Rubaiya Sayeed Kidnapping Case: Jammu TADA Court Orders Release Of Former JKLF Activist
The Court of the 3rd Additional District and Sessions Judge (TADA/POTA), Jammu, rejected the CBI’s plea after examining the chargesheet and finding no incriminating material against the accused.
SRINAGAR: In a significant setback to the Central Bureau of Investigation (CBI), a special anti-terror court in Jammu on Tuesday refused to grant custody of Shafat Ahmad Shangloo, a former Jammu Kashmir Liberation Front (JKLF) activist arrested a day earlier in connection with the sensational 1989 kidnapping of Rubaiya Sayeed, daughter of the then Union Home Minister Mufti Mohammad Sayeed.
The Court of the 3rd Additional District and Sessions Judge (TADA/POTA), Jammu, rejected the CBI’s plea after examining the chargesheet and finding no incriminating material against the accused. Shangloo, who had been produced before the court following his arrest on Monday in Srinagar, was ordered to be released immediately.
Shangloo’s counsel, Advocate Anil Raina, told reporters outside the court. “When the CBI sought remand, the court carefully perused the chargesheet and observed that there is absolutely nothing against my client. The Investigating Officer had already given him the benefit during the probe, stating that no evidence emerged against him. Accordingly, the court declined custody and ordered his release.”
Raina added that with the rejection of the remand application, there would be no further investigation or proceedings against Shangloo in the 35-year-old case.
Speaking briefly to the media after walking free, the 59-year-old Shangloo said, “The court has done justice to me. This is the victory of truth.”
Shangloo, a resident of Srinagar’s Ishber Nishat area, was taken into custody by a CBI team on Monday. According to the CBI, he carried a reward of ₹10 lakh on his head and was declared an absconder in the case.

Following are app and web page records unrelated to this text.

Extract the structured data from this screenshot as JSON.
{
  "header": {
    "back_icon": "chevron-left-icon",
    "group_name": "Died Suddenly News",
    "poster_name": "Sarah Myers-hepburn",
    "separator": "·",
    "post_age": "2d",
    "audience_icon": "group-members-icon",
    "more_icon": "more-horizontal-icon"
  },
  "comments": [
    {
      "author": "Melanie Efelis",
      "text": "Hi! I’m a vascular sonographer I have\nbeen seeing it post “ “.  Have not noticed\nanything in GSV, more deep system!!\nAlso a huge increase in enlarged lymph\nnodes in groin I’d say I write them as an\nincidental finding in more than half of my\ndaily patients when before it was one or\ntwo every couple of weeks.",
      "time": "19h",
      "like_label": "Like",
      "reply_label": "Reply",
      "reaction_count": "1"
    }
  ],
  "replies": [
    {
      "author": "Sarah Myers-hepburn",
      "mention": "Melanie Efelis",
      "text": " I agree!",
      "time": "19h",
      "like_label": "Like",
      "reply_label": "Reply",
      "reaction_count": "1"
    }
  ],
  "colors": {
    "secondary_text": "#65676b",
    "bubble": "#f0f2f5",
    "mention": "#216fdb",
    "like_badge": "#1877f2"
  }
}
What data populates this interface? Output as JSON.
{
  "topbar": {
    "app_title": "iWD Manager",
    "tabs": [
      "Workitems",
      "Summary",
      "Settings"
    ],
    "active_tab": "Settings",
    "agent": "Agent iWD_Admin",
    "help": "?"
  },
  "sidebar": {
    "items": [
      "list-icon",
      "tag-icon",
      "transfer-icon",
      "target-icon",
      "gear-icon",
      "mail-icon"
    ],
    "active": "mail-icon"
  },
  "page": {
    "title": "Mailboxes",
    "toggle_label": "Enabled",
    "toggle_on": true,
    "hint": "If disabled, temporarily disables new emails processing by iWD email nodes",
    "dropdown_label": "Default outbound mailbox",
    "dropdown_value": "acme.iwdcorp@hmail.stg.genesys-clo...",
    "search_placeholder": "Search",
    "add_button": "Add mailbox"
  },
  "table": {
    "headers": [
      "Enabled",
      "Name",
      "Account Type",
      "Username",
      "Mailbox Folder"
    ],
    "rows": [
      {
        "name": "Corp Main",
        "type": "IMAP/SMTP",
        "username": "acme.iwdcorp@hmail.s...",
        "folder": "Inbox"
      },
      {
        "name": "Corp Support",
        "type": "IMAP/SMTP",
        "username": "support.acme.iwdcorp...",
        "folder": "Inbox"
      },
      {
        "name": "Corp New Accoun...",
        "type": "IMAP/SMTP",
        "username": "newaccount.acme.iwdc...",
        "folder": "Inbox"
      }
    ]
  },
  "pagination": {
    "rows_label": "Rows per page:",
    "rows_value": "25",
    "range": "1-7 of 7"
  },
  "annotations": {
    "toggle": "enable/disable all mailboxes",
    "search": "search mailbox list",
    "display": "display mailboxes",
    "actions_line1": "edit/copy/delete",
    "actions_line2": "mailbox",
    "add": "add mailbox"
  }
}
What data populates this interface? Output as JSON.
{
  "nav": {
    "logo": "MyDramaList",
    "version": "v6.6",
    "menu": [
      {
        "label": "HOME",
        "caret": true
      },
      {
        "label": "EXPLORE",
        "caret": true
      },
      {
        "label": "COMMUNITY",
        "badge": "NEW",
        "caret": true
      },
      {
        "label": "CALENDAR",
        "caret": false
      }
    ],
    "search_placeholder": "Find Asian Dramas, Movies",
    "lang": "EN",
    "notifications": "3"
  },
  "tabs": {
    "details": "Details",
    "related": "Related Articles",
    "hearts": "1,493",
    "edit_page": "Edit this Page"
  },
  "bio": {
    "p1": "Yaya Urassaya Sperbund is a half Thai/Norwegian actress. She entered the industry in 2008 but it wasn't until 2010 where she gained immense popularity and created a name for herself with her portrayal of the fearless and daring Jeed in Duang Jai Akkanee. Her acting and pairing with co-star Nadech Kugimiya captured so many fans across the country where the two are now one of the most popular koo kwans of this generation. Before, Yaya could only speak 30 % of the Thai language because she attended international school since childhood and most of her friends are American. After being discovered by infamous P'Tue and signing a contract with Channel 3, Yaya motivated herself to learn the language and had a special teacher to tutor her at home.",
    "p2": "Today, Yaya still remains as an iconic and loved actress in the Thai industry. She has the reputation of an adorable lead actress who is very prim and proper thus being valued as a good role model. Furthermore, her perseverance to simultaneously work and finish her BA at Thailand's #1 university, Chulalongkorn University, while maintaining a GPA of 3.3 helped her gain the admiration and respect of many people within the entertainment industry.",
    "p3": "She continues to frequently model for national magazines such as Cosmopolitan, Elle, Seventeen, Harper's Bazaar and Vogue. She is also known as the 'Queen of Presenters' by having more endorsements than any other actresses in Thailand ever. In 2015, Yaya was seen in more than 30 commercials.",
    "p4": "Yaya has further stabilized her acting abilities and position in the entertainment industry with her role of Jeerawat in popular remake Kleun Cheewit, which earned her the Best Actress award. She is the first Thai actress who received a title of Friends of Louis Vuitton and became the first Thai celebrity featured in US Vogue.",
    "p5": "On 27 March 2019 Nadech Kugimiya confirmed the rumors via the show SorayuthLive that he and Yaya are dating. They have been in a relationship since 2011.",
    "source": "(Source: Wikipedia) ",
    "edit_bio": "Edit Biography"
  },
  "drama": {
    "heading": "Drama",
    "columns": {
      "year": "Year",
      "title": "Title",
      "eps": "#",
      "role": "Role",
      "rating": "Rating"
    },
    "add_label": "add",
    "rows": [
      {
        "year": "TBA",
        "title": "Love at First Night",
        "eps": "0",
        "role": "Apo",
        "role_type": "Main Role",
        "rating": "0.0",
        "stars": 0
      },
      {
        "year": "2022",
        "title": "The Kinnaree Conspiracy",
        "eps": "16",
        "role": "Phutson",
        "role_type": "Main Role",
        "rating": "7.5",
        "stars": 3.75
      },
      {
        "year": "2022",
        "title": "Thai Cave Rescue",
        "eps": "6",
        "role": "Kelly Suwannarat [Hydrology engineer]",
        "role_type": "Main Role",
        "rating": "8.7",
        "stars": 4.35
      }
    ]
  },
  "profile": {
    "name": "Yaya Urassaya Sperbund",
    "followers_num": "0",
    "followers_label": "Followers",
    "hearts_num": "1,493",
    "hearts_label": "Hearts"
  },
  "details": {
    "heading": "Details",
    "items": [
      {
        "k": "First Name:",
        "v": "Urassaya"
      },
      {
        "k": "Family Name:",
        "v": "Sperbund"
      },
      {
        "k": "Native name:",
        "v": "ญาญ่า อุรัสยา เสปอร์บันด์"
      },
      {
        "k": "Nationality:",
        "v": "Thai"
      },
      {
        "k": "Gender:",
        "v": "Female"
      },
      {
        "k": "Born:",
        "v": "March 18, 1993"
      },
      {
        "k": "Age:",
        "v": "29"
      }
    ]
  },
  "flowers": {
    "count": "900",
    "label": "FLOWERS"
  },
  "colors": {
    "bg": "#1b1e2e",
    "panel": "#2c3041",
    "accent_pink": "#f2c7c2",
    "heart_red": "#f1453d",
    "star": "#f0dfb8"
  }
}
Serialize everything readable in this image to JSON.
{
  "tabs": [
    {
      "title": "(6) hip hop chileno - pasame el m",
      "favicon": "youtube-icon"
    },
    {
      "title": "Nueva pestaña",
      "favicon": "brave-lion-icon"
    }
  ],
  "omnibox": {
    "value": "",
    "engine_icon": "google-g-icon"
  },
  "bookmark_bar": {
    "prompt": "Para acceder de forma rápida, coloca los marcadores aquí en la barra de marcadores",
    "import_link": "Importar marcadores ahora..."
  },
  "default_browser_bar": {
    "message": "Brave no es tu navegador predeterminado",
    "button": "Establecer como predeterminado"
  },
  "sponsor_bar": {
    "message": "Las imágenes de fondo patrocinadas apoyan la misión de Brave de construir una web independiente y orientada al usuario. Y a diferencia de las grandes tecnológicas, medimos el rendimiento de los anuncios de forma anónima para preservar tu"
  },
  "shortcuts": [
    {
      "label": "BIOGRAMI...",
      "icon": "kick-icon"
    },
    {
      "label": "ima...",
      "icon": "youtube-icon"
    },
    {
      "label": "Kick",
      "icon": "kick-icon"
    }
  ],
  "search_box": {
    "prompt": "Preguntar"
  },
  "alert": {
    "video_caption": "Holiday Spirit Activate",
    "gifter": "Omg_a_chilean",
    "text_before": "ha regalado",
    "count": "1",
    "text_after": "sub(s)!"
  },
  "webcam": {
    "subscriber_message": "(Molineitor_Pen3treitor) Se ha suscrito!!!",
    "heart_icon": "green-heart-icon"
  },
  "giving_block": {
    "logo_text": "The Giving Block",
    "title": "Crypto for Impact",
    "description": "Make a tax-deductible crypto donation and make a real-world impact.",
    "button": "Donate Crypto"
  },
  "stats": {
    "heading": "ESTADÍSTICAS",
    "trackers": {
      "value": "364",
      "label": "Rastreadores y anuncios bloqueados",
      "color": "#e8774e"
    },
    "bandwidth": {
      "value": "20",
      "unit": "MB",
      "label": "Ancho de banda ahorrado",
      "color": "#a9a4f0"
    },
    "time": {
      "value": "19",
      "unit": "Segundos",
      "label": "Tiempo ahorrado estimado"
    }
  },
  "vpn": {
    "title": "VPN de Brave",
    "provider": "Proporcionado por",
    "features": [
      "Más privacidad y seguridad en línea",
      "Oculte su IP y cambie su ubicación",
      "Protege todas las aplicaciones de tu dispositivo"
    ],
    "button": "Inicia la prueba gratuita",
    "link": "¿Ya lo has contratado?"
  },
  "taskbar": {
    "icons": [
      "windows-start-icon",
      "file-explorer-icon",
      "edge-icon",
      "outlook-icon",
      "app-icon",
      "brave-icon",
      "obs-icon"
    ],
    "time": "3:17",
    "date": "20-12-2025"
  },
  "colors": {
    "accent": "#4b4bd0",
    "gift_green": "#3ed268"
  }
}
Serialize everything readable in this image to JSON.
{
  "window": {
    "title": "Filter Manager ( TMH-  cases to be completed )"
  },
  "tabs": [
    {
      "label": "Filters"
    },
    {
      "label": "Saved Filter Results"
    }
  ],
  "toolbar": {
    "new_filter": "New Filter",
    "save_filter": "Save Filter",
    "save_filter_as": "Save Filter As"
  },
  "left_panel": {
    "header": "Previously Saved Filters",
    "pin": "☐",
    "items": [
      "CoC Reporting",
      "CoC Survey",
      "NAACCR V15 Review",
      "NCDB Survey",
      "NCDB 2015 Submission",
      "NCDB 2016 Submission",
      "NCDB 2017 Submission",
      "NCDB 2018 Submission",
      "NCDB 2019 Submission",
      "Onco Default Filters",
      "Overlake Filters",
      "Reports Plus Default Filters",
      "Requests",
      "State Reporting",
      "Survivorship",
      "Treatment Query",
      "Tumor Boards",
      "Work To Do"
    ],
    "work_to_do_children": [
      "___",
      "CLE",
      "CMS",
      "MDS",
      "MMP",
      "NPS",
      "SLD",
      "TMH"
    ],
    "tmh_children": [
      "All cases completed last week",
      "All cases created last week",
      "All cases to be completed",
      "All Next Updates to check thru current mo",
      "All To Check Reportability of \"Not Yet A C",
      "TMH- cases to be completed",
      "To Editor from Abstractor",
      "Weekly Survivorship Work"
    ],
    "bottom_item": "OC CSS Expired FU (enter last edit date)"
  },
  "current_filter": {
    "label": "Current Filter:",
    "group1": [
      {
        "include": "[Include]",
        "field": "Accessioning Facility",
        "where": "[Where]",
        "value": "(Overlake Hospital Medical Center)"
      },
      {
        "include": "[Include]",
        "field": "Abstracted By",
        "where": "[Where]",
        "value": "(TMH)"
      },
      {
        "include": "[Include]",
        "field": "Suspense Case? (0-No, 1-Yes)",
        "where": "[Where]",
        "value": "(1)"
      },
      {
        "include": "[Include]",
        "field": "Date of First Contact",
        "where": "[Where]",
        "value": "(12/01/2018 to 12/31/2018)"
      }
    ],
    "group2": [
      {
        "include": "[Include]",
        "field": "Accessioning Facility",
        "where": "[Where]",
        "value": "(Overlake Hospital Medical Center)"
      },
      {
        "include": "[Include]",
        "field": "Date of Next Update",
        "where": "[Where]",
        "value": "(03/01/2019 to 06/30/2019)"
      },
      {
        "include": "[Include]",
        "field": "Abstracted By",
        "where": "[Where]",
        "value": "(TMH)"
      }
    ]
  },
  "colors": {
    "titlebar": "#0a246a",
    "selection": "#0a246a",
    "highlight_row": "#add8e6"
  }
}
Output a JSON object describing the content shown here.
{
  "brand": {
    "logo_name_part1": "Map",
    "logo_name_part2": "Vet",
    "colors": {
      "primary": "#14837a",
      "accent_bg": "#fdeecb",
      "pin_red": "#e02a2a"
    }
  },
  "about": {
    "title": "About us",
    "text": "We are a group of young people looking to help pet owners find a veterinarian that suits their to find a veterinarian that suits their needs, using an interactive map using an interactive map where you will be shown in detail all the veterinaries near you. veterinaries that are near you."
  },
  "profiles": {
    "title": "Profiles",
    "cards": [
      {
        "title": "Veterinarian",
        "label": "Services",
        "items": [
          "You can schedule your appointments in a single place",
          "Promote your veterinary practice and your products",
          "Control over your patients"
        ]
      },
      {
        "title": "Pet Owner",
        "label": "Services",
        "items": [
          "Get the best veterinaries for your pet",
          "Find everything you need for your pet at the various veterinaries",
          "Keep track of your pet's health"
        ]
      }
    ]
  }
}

Shangloo’s family strongly refuted the CBI’s portrayal of him as an “absconder”, asserting that for the past three decades he had been openly living in Srinagar, running his business, and actively participating in social and community circles. “He never went underground, never changed his name, and never left Kashmir,” a family member told reporters outside the court. “His home and business in Nishat were known to everyone, he was on social media, attended weddings and functions like any ordinary citizen, and the local police were fully aware of his whereabouts. To suddenly brand him an absconder after 35 years and put a ₹10 lakh reward on him is absurd.” The family described the CBI’s claim as baseless and insisted that Shangloo had led a transparent life with no attempt to evade authorities, making the agency’s narrative “nothing but trash”.
The CBI alleged that he was a close confidant of JKLF chief Muhammad Yasin Malik, served as an office-bearer of the banned outfit, handled its finances, and was part of the larger conspiracy behind the December 8, 1989, abduction of Rubaiya Sayeed.
At the time, 23-year-old Rubaiya, a medical intern at Lal Ded Hospital in Srinagar, was kidnapped by JKLF militants while returning home in a minibus. The abduction triggered a major crisis for the newly formed V.P. Singh government, in which her father Mufti Mohammad Sayeed had taken oath as India’s first Muslim Home Minister just days earlier.
After five days of intense negotiations, Rubaiya was released on December 13, 1989, in exchange for five jailed JKLF militants — a swap that many, including the then J&K Chief Minister Dr Farooq Abdullah, later described as a grave mistake that gave a massive fillip to militancy in the Valley. Dr Abdullah had strongly opposed the exchange and subsequently alleged that his government was threatened with dismissal by the Centre if the militants were not freed.
The trial in the designated TADA court in Jammu, which began in 1990, has seen renewed activity in recent years. In July 2022, Rubaiya Sayeed appeared as a prosecution witness and identified Yasin Malik as one of her abductors. Another eyewitness in February 2023 identified both Malik and co-accused Mohammad Zaman in connection with the kidnapping.
Yasin Malik, who is currently serving a life sentence in Tihar Jail in a separate terror-funding case convicted by an NIA court in 2022, has been appearing via video conferencing. Charges were formally framed by the CBI against Malik and nine others in January 2021.Three other JKLF activists arrested earlier in the case — Showkat Ahmed Bakshi, Manzoor Ahmed Sofi, and Mohammad Iqbal Gandroo — were granted bail in 1999 after spending nine years in jail.
Rubaiya Sayeed now lives with her family in Tamil Nadu, far from the turmoil of the Valley.
With Tuesday’s order clearing Shangloo for lack of evidence, the CBI’s efforts to bring all alleged conspirators to justice in one of Kashmir’s most high-profile militancy-era cases suffered a jolt, even as the trial against the remaining accused, led by Yasin Malik, continues.